«Basta drammi e gossip Con il mio Buongiorno accendo una tv serena»

In fondo le belle imprese spesso nascono così: in silenzio. A ottobre Paola Saluzzi ha lanciato senza troppi proclami il suo Buongiorno Cielo (ogni mattina dal lunedì al venerdì su Cielo, appunto). E ora, al termine della prima stagione conclusa il 29 giugno, raccoglie gli applausi più veri. È stato il volto nuovo del mattino televisivo, proprio lei che conduceva Unomattina con Luca Giurato nel 1998, e ha convinto tutti grazie a una linea editoriale tranquilla e poco strillata. Lei, che è torrenziale quando parla e ha voce che ride, la spiega così: «Penso di fare una televisione radio».
Scusi signora Saluzzi?
«Sì una televisione zeppa di serenità. Non per nulla, uno dei punti forti di questa edizione è stato lo spazio garantito a chi si è reinventato la vita trovando un nuovo lavoro grazie a idee innovative. Non facciamo confronti con altre reti e altri format. Noi siamo così».

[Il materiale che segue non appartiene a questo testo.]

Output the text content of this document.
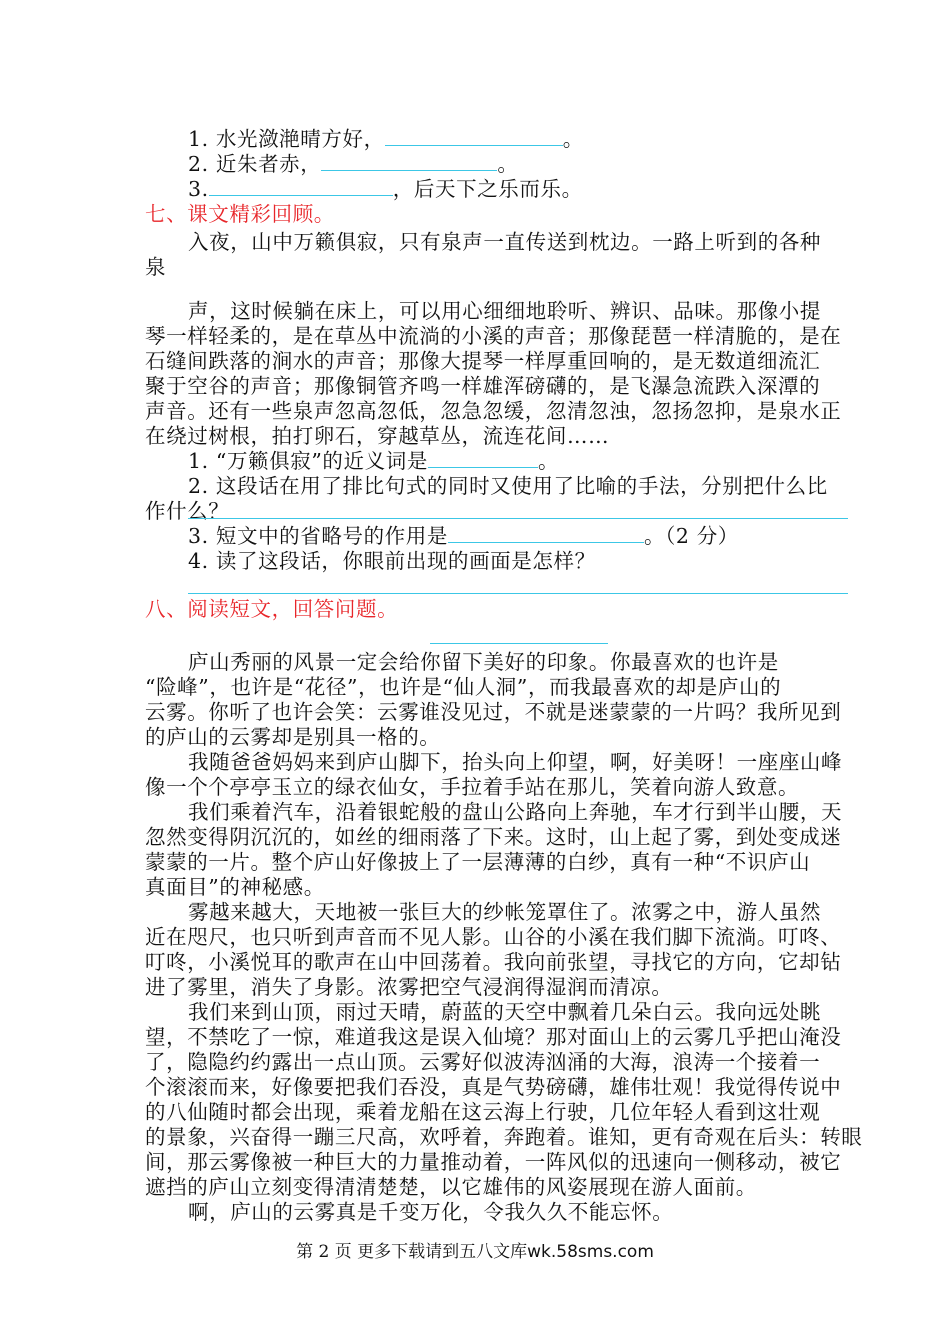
1. 水光潋滟晴方好，	。
2. 近朱者赤，	。
3.	，后天下之乐而乐。
七、课文精彩回顾。
入夜，山中万籁俱寂，只有泉声一直传送到枕边。一路上听到的各种
泉
声，这时候躺在床上，可以用心细细地聆听、辨识、品味。那像小提
琴一样轻柔的，是在草丛中流淌的小溪的声音；那像琵琶一样清脆的，是在
石缝间跌落的涧水的声音；那像大提琴一样厚重回响的，是无数道细流汇
聚于空谷的声音；那像铜管齐鸣一样雄浑磅礴的，是飞瀑急流跌入深潭的
声音。还有一些泉声忽高忽低，忽急忽缓，忽清忽浊，忽扬忽抑，是泉水正
在绕过树根，拍打卵石，穿越草丛，流连花间……
1. “万籁俱寂”的近义词是	。
2. 这段话在用了排比句式的同时又使用了比喻的手法，分别把什么比
作什么？
3. 短文中的省略号的作用是	。（2 分）
4. 读了这段话，你眼前出现的画面是怎样？
八、阅读短文，回答问题。
庐山秀丽的风景一定会给你留下美好的印象。你最喜欢的也许是
“险峰”，也许是“花径”，也许是“仙人洞”，而我最喜欢的却是庐山的
云雾。你听了也许会笑：云雾谁没见过，不就是迷蒙蒙的一片吗？我所见到
的庐山的云雾却是别具一格的。
我随爸爸妈妈来到庐山脚下，抬头向上仰望，啊，好美呀！一座座山峰
像一个个亭亭玉立的绿衣仙女，手拉着手站在那儿，笑着向游人致意。
我们乘着汽车，沿着银蛇般的盘山公路向上奔驰，车才行到半山腰，天
忽然变得阴沉沉的，如丝的细雨落了下来。这时，山上起了雾，到处变成迷
蒙蒙的一片。整个庐山好像披上了一层薄薄的白纱，真有一种“不识庐山
真面目”的神秘感。
雾越来越大，天地被一张巨大的纱帐笼罩住了。浓雾之中，游人虽然
近在咫尺，也只听到声音而不见人影。山谷的小溪在我们脚下流淌。叮咚、
叮咚，小溪悦耳的歌声在山中回荡着。我向前张望，寻找它的方向，它却钻
进了雾里，消失了身影。浓雾把空气浸润得湿润而清凉。
我们来到山顶，雨过天晴，蔚蓝的天空中飘着几朵白云。我向远处眺
望，不禁吃了一惊，难道我这是误入仙境？那对面山上的云雾几乎把山淹没
了，隐隐约约露出一点山顶。云雾好似波涛汹涌的大海，浪涛一个接着一
个滚滚而来，好像要把我们吞没，真是气势磅礴，雄伟壮观！我觉得传说中
的八仙随时都会出现，乘着龙船在这云海上行驶，几位年轻人看到这壮观
的景象，兴奋得一蹦三尺高，欢呼着，奔跑着。谁知，更有奇观在后头：转眼
间，那云雾像被一种巨大的力量推动着，一阵风似的迅速向一侧移动，被它
遮挡的庐山立刻变得清清楚楚，以它雄伟的风姿展现在游人面前。
啊，庐山的云雾真是千变万化，令我久久不能忘怀。
第 2 页 更多下载请到五八文库wk.58sms.com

Ma la cronaca è comunque irrinunciabile.
«E difatti, quando purtroppo c'è stato il terremoto in Emilia, abbiamo avuto collegamenti continui con gli inviati di SkyTg24».

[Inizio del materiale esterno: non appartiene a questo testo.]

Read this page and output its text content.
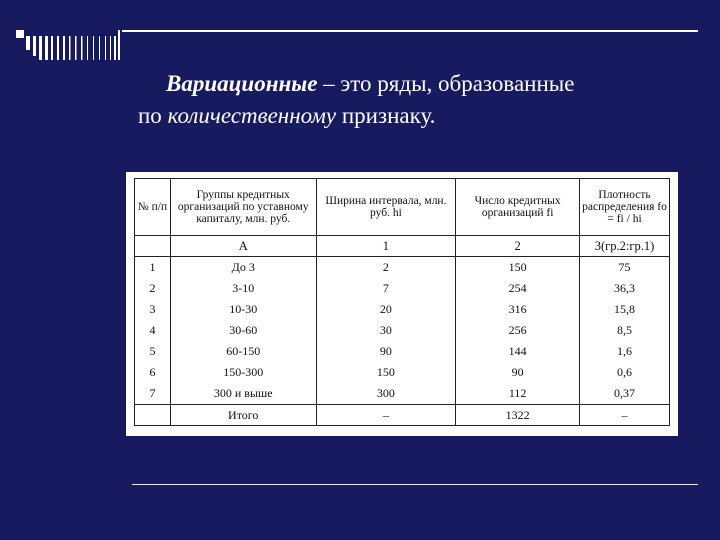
Вариационные – это ряды, образованные
по количественному признаку.
№ п/п	Группы кредитных организаций по уставному капиталу, млн. руб.	Ширина интервала, млн. руб. hi	Число кредитных организаций fi	Плотность распределения fo = fi / hi
	А	1	2	3(гр.2:гр.1)
1	До 3	2	150	75
2	3-10	7	254	36,3
3	10-30	20	316	15,8
4	30-60	30	256	8,5
5	60-150	90	144	1,6
6	150-300	150	90	0,6
7	300 и выше	300	112	0,37
	Итого	–	1322	–
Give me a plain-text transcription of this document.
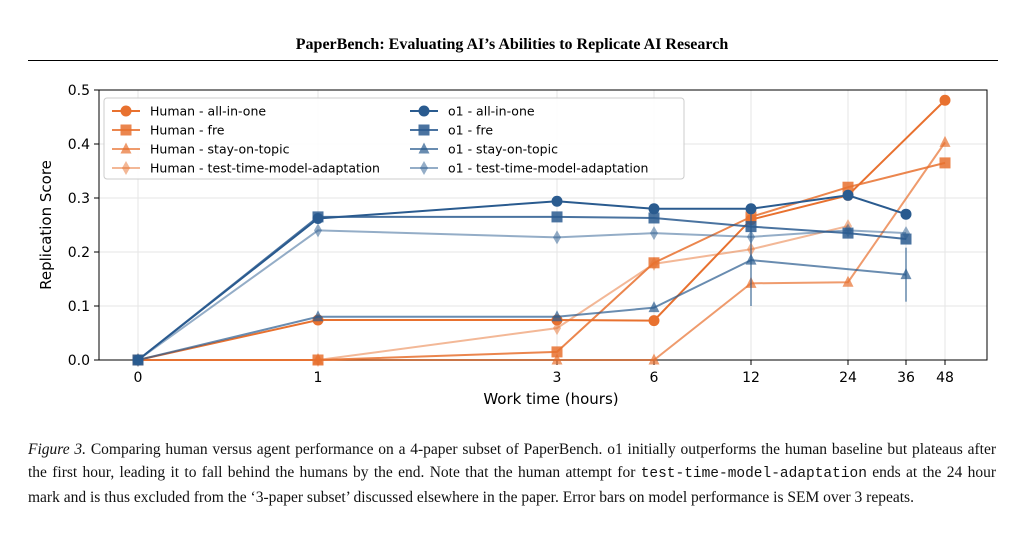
PaperBench: Evaluating AI’s Abilities to Replicate AI Research
0	1	3	6	12	24	36 48
0.0
0.1
0.2
0.3
0.4
0.5
Work time (hours)
Replication Score
Human - all-in-one
Human - fre
Human - stay-on-topic
Human - test-time-model-adaptation
o1 - all-in-one
o1 - fre
o1 - stay-on-topic
o1 - test-time-model-adaptation
Figure 3. Comparing human versus agent performance on a 4-paper subset of PaperBench. o1 initially outperforms the human baseline but plateaus after the first hour, leading it to fall behind the humans by the end. Note that the human attempt for test-time-model-adaptation ends at the 24 hour mark and is thus excluded from the ‘3-paper subset’ discussed elsewhere in the paper. Error bars on model performance is SEM over 3 repeats.
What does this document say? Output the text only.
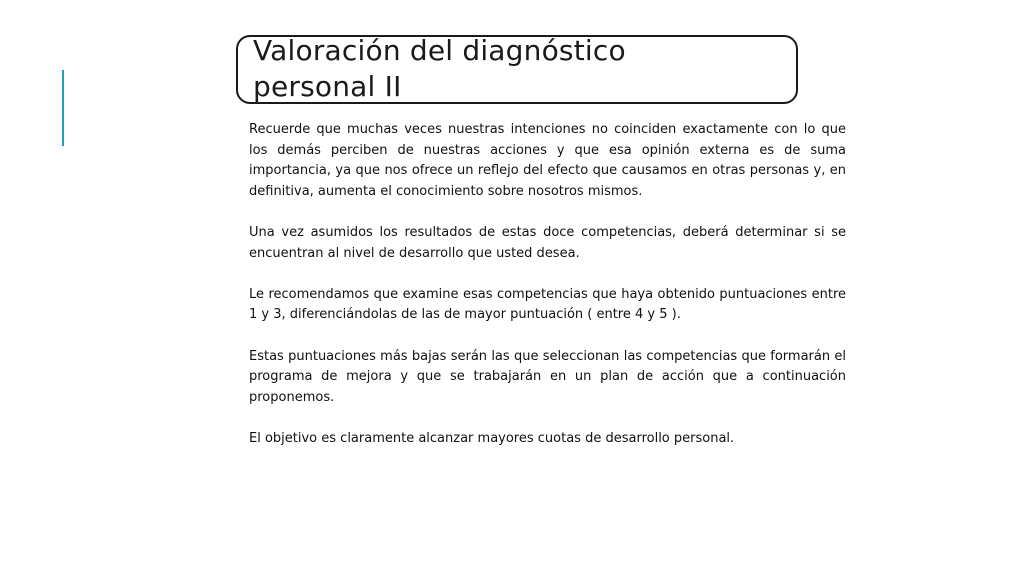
Valoración del diagnóstico
personal II

Recuerde que muchas veces nuestras intenciones no coinciden exactamente con lo que los demás perciben de nuestras acciones y que esa opinión externa es de suma importancia, ya que nos ofrece un reflejo del efecto que causamos en otras personas y, en definitiva, aumenta el conocimiento sobre nosotros mismos.

Una vez asumidos los resultados de estas doce competencias, deberá determinar si se encuentran al nivel de desarrollo que usted desea.

Le recomendamos que examine esas competencias que haya obtenido puntuaciones entre 1 y 3, diferenciándolas de las de mayor puntuación ( entre 4 y 5 ).

Estas puntuaciones más bajas serán las que seleccionan las competencias que formarán el programa de mejora y que se trabajarán en un plan de acción que a continuación proponemos.

El objetivo es claramente alcanzar mayores cuotas de desarrollo personal.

Difficile per lei parlare di brutte cose. Al mattino presto, poi.
«Sono un'allodola nata. E sono malata di buonumore».
Scusi?
«Ho sempre in mente quel film di Vittorio De Sica, Miracolo a Milano, nel quale in sostanza i protagonisti vanno verso un mondo nel quale “un buongiorno è veramente un buongiorno”».
Ma la confermeranno anche nella prossima stagione?
«Entro poche settimane si dovrebbe sapere».
Se fosse?
«Mi piacerebbe arricchire l'interazione con i telespettatori. Anche attraverso Twitter. A me piace molto l'idea di portare alla luce le cosiddette “vite degli altri”. Dove gli altri sono persone creative e positive che hanno saputo ricostruire il proprio futuro».
E basta?
«Beh, confesso che se si potesse allungare la durata del programma non mi dispiacerebbe. E vorrei anche allargare lo sguardo che Buongiorno Cielo riserva al cinema».
I film sono spesso un diario della cronaca.
«Una volta Alberto Sordi mi disse: “Ricordati che tu hai sposato il tuo pubblico. E quindi lo dovrai rispettare per sempre”».
Scusi ma come fa un conduttore a rispettare il proprio pubblico?
«Non si deve far notare troppo».
Prego?
«Ha presente le collane di perle? Quelle di gran pregio, intendo. Il filo che le unisce neppure si nota. E, se si nota, è davvero impercettibile. Penso che il mio ruolo debba essere questo».
Adesso non va tanto di moda.
«Mi ricordo quello che tanto tempo fa era la regola del New York Times: “Ricordati che stai scrivendo per il tuo lattaio”.
Positività insomma.
«Sempre».
Sarà un caso che sabato sera presenta con Luca Ward su Raiuno Una notte per Caruso.
«L'obiettivo è quello che condivido fino in fondo: esaltare il valore della nostra cultura, da Caruso a Carlo Buti a Lucio Dalla».
Qualcuno pensa che questo tipo di premi sia solo stucchevole.
«No, credo che a noi spetti di rispettare un dovere fondamentale: esaltare quanta bellezza ci sia nel nostro paese. Questo è lo scopo del Premio Caruso. E, se posso dirlo, quella volta che mi è capitato di entrare sulla terrazza della suite Caruso dell'Hotel Vittoria a Sorrento ho capito quale sia davvero uno dei nostri segreti di italiani: la bellezza».
Non basta.
«Posso aggiungere che l'autore del programma, Vittoria Cappelli, è un amante assoluta dell'arte e della bellezza. non a caso suo papà è stato sovraintendente dell'Arena di Verona». Forse in questo momento storico c'è più bisogno di rifugiarsi nelle cose belle. Non per nulla è aumentata la voglia di stare insieme e di godere delle piccole condivisioni».


Dice che siamo alle soglie di un nuovo “neorealismo”?
«Certo, le atmosfere dei film con Aldo Fabrizi, Giulietta Masina, Alberto Sordi o Maurizio Arena sono meravigliose, quella è l'Italia che tutti, credo, vorremmo rivedere».